Fertilizers and irrigation developed during it have been used in many developing countries. Each crop requires optimal growing conditions to obtain high yields. Fertilization, mechanization and irrigation are essential components of the Green Revolution. Due to the peculiarities of the distribution of credits, only relatively wealthy landowners were able to grow new plant hybrids (cereals). In many regions, the Green Revolution accelerated the concentration of land in the hands of a few of the wealthiest owners. This redistribution of wealth does not necessarily provide jobs or food for the majority of the population in these regions.

Triticale

Traditional breeding methods can sometimes lead to surprising results. For example, a hybrid of wheat (Triticum) and rye (Secale) triticale (scientific name Triticosecale) is gaining importance in many areas and appears to be very promising. It was obtained by doubling the number of chromosomes in a sterile hybrid of wheat and rye in the mid-1950s. J. O'Mara at the University of Iowa with colchicine, a substance that prevents cell plate formation. Triticale combines the high yield of wheat with the ruggedness of rye. The hybrid is relatively resistant to line rust, a fungal disease that is one of the main wheat yields. Further crosses and selection have yielded improved triticale lines for specific areas. In the mid 1980s. this crop, thanks to its high yield, resistance to climatic factors and the excellent straw remaining after harvest, quickly gained popularity in France, the largest grain producer within the EEC. The role of triticale in the human diet is growing rapidly.

Conservation and use of crop genetic diversity

Intensive crossbreeding and selection programs lead to a narrowing of the genetic diversity of cultivated plants for all their traits. For obvious reasons, it is mainly aimed at increasing productivity, and among the very homogeneous offspring of specimens selected strictly on this basis, resistance to diseases is sometimes lost.

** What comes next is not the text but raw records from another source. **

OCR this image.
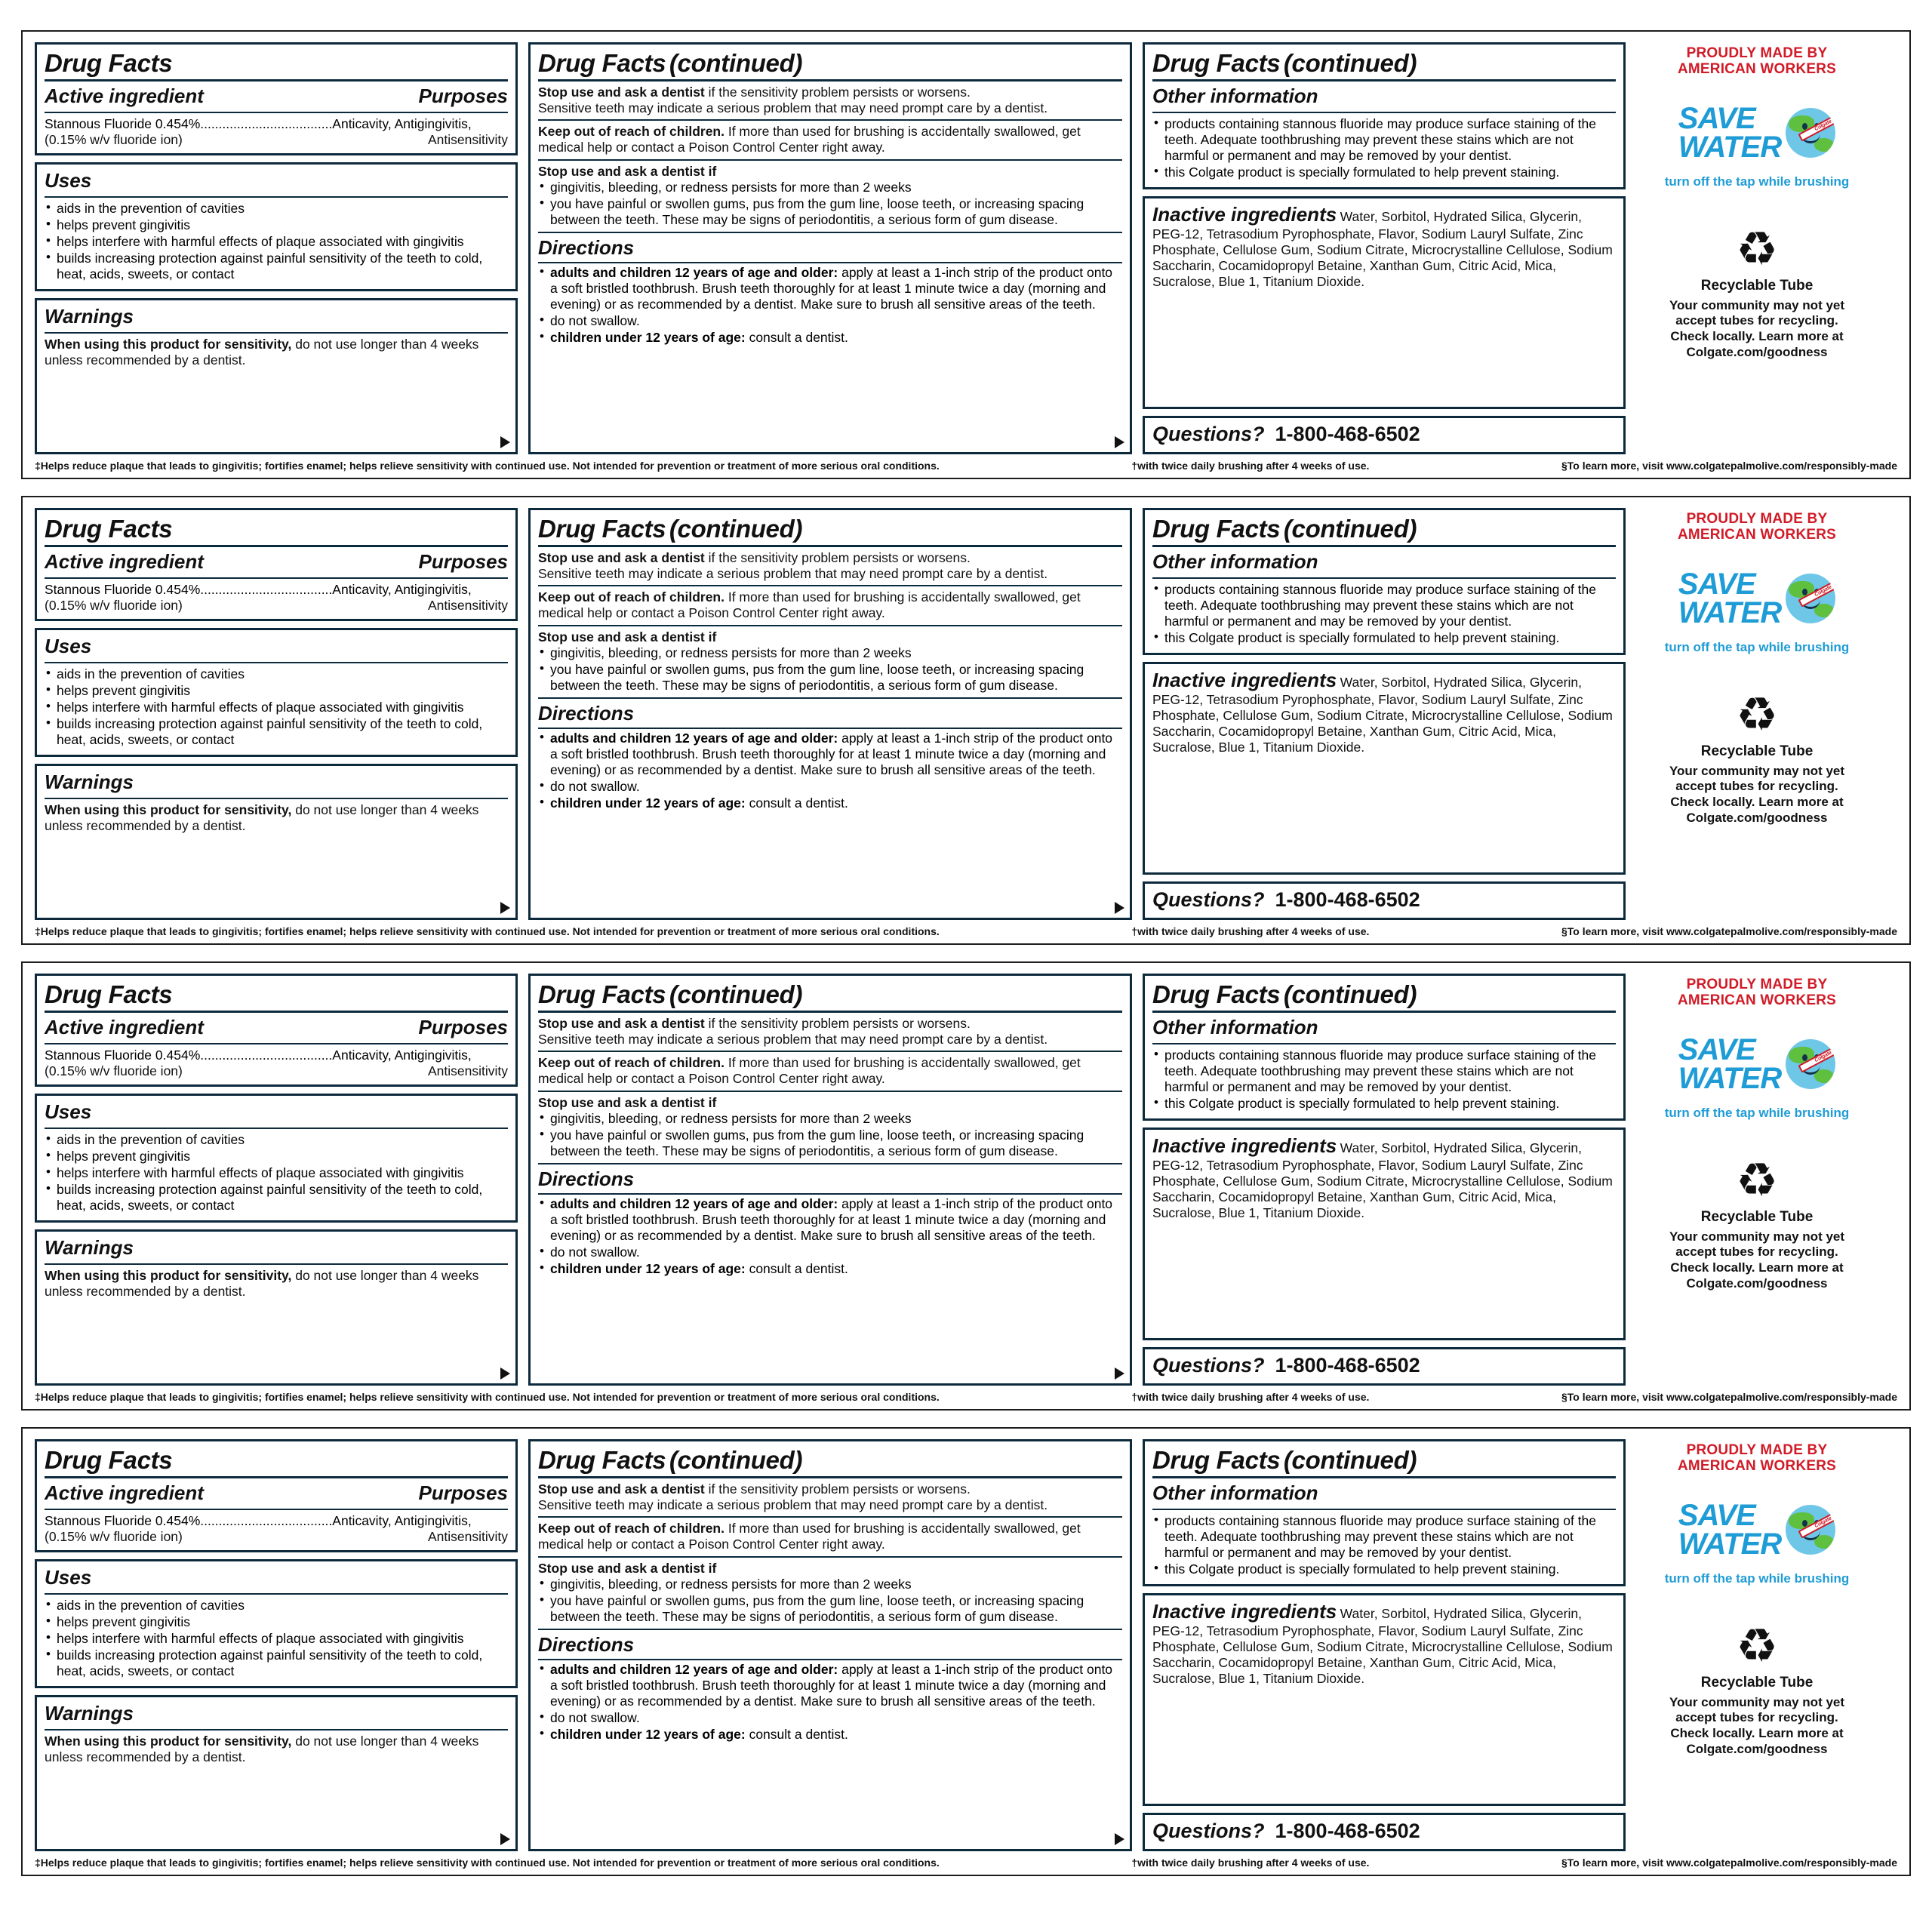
Drug Facts
Active ingredient	Purposes
Stannous Fluoride 0.454%....................................Anticavity, Antigingivitis,
(0.15% w/v fluoride ion)	Antisensitivity
Uses
• aids in the prevention of cavities
• helps prevent gingivitis
• helps interfere with harmful effects of plaque associated with gingivitis
• builds increasing protection against painful sensitivity of the teeth to cold, heat, acids, sweets, or contact
Warnings

When using this product for sensitivity, do not use longer than 4 weeks unless recommended by a dentist.

Drug Facts (continued)

Stop use and ask a dentist if the sensitivity problem persists or worsens.

Sensitive teeth may indicate a serious problem that may need prompt care by a dentist.

Keep out of reach of children. If more than used for brushing is accidentally swallowed, get medical help or contact a Poison Control Center right away.

Stop use and ask a dentist if

• gingivitis, bleeding, or redness persists for more than 2 weeks
• you have painful or swollen gums, pus from the gum line, loose teeth, or increasing spacing between the teeth. These may be signs of periodontitis, a serious form of gum disease.
Directions
• adults and children 12 years of age and older: apply at least a 1-inch strip of the product onto a soft bristled toothbrush. Brush teeth thoroughly for at least 1 minute twice a day (morning and evening) or as recommended by a dentist. Make sure to brush all sensitive areas of the teeth.
• do not swallow.
• children under 12 years of age: consult a dentist.
Drug Facts (continued)
Other information
• products containing stannous fluoride may produce surface staining of the teeth. Adequate toothbrushing may prevent these stains which are not harmful or permanent and may be removed by your dentist.
• this Colgate product is specially formulated to help prevent staining.

Inactive ingredients Water, Sorbitol, Hydrated Silica, Glycerin, PEG-12, Tetrasodium Pyrophosphate, Flavor, Sodium Lauryl Sulfate, Zinc Phosphate, Cellulose Gum, Sodium Citrate, Microcrystalline Cellulose, Sodium Saccharin, Cocamidopropyl Betaine, Xanthan Gum, Citric Acid, Mica, Sucralose, Blue 1, Titanium Dioxide.

Questions? 1-800-468-6502
PROUDLY MADE BY
AMERICAN WORKERS
SAVE
WATER
Colgate
turn off the tap while brushing
♻
Recyclable Tube
Your community may not yet
accept tubes for recycling.
Check locally. Learn more at
Colgate.com/goodness
‡Helps reduce plaque that leads to gingivitis; fortifies enamel; helps relieve sensitivity with continued use. Not intended for prevention or treatment of more serious oral conditions.	†with twice daily brushing after 4 weeks of use.	§To learn more, visit www.colgatepalmolive.com/responsibly-made
Drug Facts
Active ingredient	Purposes
Stannous Fluoride 0.454%....................................Anticavity, Antigingivitis,
(0.15% w/v fluoride ion)	Antisensitivity
Uses
• aids in the prevention of cavities
• helps prevent gingivitis
• helps interfere with harmful effects of plaque associated with gingivitis
• builds increasing protection against painful sensitivity of the teeth to cold, heat, acids, sweets, or contact
Warnings

When using this product for sensitivity, do not use longer than 4 weeks unless recommended by a dentist.

Drug Facts (continued)

Stop use and ask a dentist if the sensitivity problem persists or worsens.

Sensitive teeth may indicate a serious problem that may need prompt care by a dentist.

Keep out of reach of children. If more than used for brushing is accidentally swallowed, get medical help or contact a Poison Control Center right away.

Stop use and ask a dentist if

• gingivitis, bleeding, or redness persists for more than 2 weeks
• you have painful or swollen gums, pus from the gum line, loose teeth, or increasing spacing between the teeth. These may be signs of periodontitis, a serious form of gum disease.
Directions
• adults and children 12 years of age and older: apply at least a 1-inch strip of the product onto a soft bristled toothbrush. Brush teeth thoroughly for at least 1 minute twice a day (morning and evening) or as recommended by a dentist. Make sure to brush all sensitive areas of the teeth.
• do not swallow.
• children under 12 years of age: consult a dentist.
Drug Facts (continued)
Other information
• products containing stannous fluoride may produce surface staining of the teeth. Adequate toothbrushing may prevent these stains which are not harmful or permanent and may be removed by your dentist.
• this Colgate product is specially formulated to help prevent staining.

Inactive ingredients Water, Sorbitol, Hydrated Silica, Glycerin, PEG-12, Tetrasodium Pyrophosphate, Flavor, Sodium Lauryl Sulfate, Zinc Phosphate, Cellulose Gum, Sodium Citrate, Microcrystalline Cellulose, Sodium Saccharin, Cocamidopropyl Betaine, Xanthan Gum, Citric Acid, Mica, Sucralose, Blue 1, Titanium Dioxide.

Questions? 1-800-468-6502
PROUDLY MADE BY
AMERICAN WORKERS
SAVE
WATER
Colgate
turn off the tap while brushing
♻
Recyclable Tube
Your community may not yet
accept tubes for recycling.
Check locally. Learn more at
Colgate.com/goodness
‡Helps reduce plaque that leads to gingivitis; fortifies enamel; helps relieve sensitivity with continued use. Not intended for prevention or treatment of more serious oral conditions.	†with twice daily brushing after 4 weeks of use.	§To learn more, visit www.colgatepalmolive.com/responsibly-made
Drug Facts
Active ingredient	Purposes
Stannous Fluoride 0.454%....................................Anticavity, Antigingivitis,
(0.15% w/v fluoride ion)	Antisensitivity
Uses
• aids in the prevention of cavities
• helps prevent gingivitis
• helps interfere with harmful effects of plaque associated with gingivitis
• builds increasing protection against painful sensitivity of the teeth to cold, heat, acids, sweets, or contact
Warnings

When using this product for sensitivity, do not use longer than 4 weeks unless recommended by a dentist.

Drug Facts (continued)

Stop use and ask a dentist if the sensitivity problem persists or worsens.

Sensitive teeth may indicate a serious problem that may need prompt care by a dentist.

Keep out of reach of children. If more than used for brushing is accidentally swallowed, get medical help or contact a Poison Control Center right away.

Stop use and ask a dentist if

• gingivitis, bleeding, or redness persists for more than 2 weeks
• you have painful or swollen gums, pus from the gum line, loose teeth, or increasing spacing between the teeth. These may be signs of periodontitis, a serious form of gum disease.
Directions
• adults and children 12 years of age and older: apply at least a 1-inch strip of the product onto a soft bristled toothbrush. Brush teeth thoroughly for at least 1 minute twice a day (morning and evening) or as recommended by a dentist. Make sure to brush all sensitive areas of the teeth.
• do not swallow.
• children under 12 years of age: consult a dentist.
Drug Facts (continued)
Other information
• products containing stannous fluoride may produce surface staining of the teeth. Adequate toothbrushing may prevent these stains which are not harmful or permanent and may be removed by your dentist.
• this Colgate product is specially formulated to help prevent staining.

Inactive ingredients Water, Sorbitol, Hydrated Silica, Glycerin, PEG-12, Tetrasodium Pyrophosphate, Flavor, Sodium Lauryl Sulfate, Zinc Phosphate, Cellulose Gum, Sodium Citrate, Microcrystalline Cellulose, Sodium Saccharin, Cocamidopropyl Betaine, Xanthan Gum, Citric Acid, Mica, Sucralose, Blue 1, Titanium Dioxide.

Questions? 1-800-468-6502
PROUDLY MADE BY
AMERICAN WORKERS
SAVE
WATER
Colgate
turn off the tap while brushing
♻
Recyclable Tube
Your community may not yet
accept tubes for recycling.
Check locally. Learn more at
Colgate.com/goodness
‡Helps reduce plaque that leads to gingivitis; fortifies enamel; helps relieve sensitivity with continued use. Not intended for prevention or treatment of more serious oral conditions.	†with twice daily brushing after 4 weeks of use.	§To learn more, visit www.colgatepalmolive.com/responsibly-made
Drug Facts
Active ingredient	Purposes
Stannous Fluoride 0.454%....................................Anticavity, Antigingivitis,
(0.15% w/v fluoride ion)	Antisensitivity
Uses
• aids in the prevention of cavities
• helps prevent gingivitis
• helps interfere with harmful effects of plaque associated with gingivitis
• builds increasing protection against painful sensitivity of the teeth to cold, heat, acids, sweets, or contact
Warnings

When using this product for sensitivity, do not use longer than 4 weeks unless recommended by a dentist.

Drug Facts (continued)

Stop use and ask a dentist if the sensitivity problem persists or worsens.

Sensitive teeth may indicate a serious problem that may need prompt care by a dentist.

Keep out of reach of children. If more than used for brushing is accidentally swallowed, get medical help or contact a Poison Control Center right away.

Stop use and ask a dentist if

• gingivitis, bleeding, or redness persists for more than 2 weeks
• you have painful or swollen gums, pus from the gum line, loose teeth, or increasing spacing between the teeth. These may be signs of periodontitis, a serious form of gum disease.
Directions
• adults and children 12 years of age and older: apply at least a 1-inch strip of the product onto a soft bristled toothbrush. Brush teeth thoroughly for at least 1 minute twice a day (morning and evening) or as recommended by a dentist. Make sure to brush all sensitive areas of the teeth.
• do not swallow.
• children under 12 years of age: consult a dentist.
Drug Facts (continued)
Other information
• products containing stannous fluoride may produce surface staining of the teeth. Adequate toothbrushing may prevent these stains which are not harmful or permanent and may be removed by your dentist.
• this Colgate product is specially formulated to help prevent staining.

Inactive ingredients Water, Sorbitol, Hydrated Silica, Glycerin, PEG-12, Tetrasodium Pyrophosphate, Flavor, Sodium Lauryl Sulfate, Zinc Phosphate, Cellulose Gum, Sodium Citrate, Microcrystalline Cellulose, Sodium Saccharin, Cocamidopropyl Betaine, Xanthan Gum, Citric Acid, Mica, Sucralose, Blue 1, Titanium Dioxide.

Questions? 1-800-468-6502
PROUDLY MADE BY
AMERICAN WORKERS
SAVE
WATER
Colgate
turn off the tap while brushing
♻
Recyclable Tube
Your community may not yet
accept tubes for recycling.
Check locally. Learn more at
Colgate.com/goodness
‡Helps reduce plaque that leads to gingivitis; fortifies enamel; helps relieve sensitivity with continued use. Not intended for prevention or treatment of more serious oral conditions.	†with twice daily brushing after 4 weeks of use.	§To learn more, visit www.colgatepalmolive.com/responsibly-made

Within a culture, plants become more and more uniform, as certain of their characters are more pronounced than others; therefore crops as a whole are more vulnerable to pathogens and pests. For example, in 1970, helminthosporiasis, a fungal disease of corn caused by the Helminthosporium maydis species (pictured above), destroyed approximately 15% of the crop in the United States, causing a loss of approximately $1 billion. These losses appear to be due to the emergence of a new race of the fungus, which is very dangerous for some of the main lines of corn that were widely used in the production of hybrid seeds. In many commercially valuable lines of this plant, the cytoplasm was identical, since the same pistil plants are repeatedly used in the production of hybrid corn.

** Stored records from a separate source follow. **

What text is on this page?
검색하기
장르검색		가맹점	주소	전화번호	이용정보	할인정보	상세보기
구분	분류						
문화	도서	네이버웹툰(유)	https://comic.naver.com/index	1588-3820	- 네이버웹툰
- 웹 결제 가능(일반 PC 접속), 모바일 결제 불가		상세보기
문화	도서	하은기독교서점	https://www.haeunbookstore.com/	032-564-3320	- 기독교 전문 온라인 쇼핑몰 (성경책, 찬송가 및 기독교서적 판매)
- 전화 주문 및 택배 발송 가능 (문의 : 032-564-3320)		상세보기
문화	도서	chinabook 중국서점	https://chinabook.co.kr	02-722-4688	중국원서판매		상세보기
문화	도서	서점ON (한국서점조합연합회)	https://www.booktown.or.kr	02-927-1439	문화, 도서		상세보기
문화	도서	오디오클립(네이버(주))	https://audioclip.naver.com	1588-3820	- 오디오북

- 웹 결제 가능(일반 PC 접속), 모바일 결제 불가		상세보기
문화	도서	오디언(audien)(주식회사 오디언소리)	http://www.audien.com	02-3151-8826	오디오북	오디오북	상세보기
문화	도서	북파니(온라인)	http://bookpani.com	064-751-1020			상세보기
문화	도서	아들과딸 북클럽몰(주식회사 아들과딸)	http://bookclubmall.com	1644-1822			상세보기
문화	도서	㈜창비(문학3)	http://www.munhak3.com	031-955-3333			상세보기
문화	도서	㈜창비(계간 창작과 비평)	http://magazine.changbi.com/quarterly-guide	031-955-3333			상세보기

To prevent such damage, it is necessary to grow in isolation and conserve different lines of critical crops that, even if the sum of their traits is not of economic interest, may contain genes useful in ongoing pest and disease control.

Tomato hybrids

Tomato breeders have been remarkably successful in increasing genetic diversity by attracting wild varieties. The creation of a collection of lines of this culture, carried out by Charles Rick and his collaborators at the University of California at Davis, made it possible to effectively deal with many of its serious diseases, in particular those caused by imperfect Fusarium and Verticillum fungi, as well as some viruses. The nutritional value of tomatoes has been significantly increased. In addition, plant hybrids have become more resistant to salinity and other adverse conditions. This was mainly due to the systematic collection, analysis and use of wild tomato lines for breeding.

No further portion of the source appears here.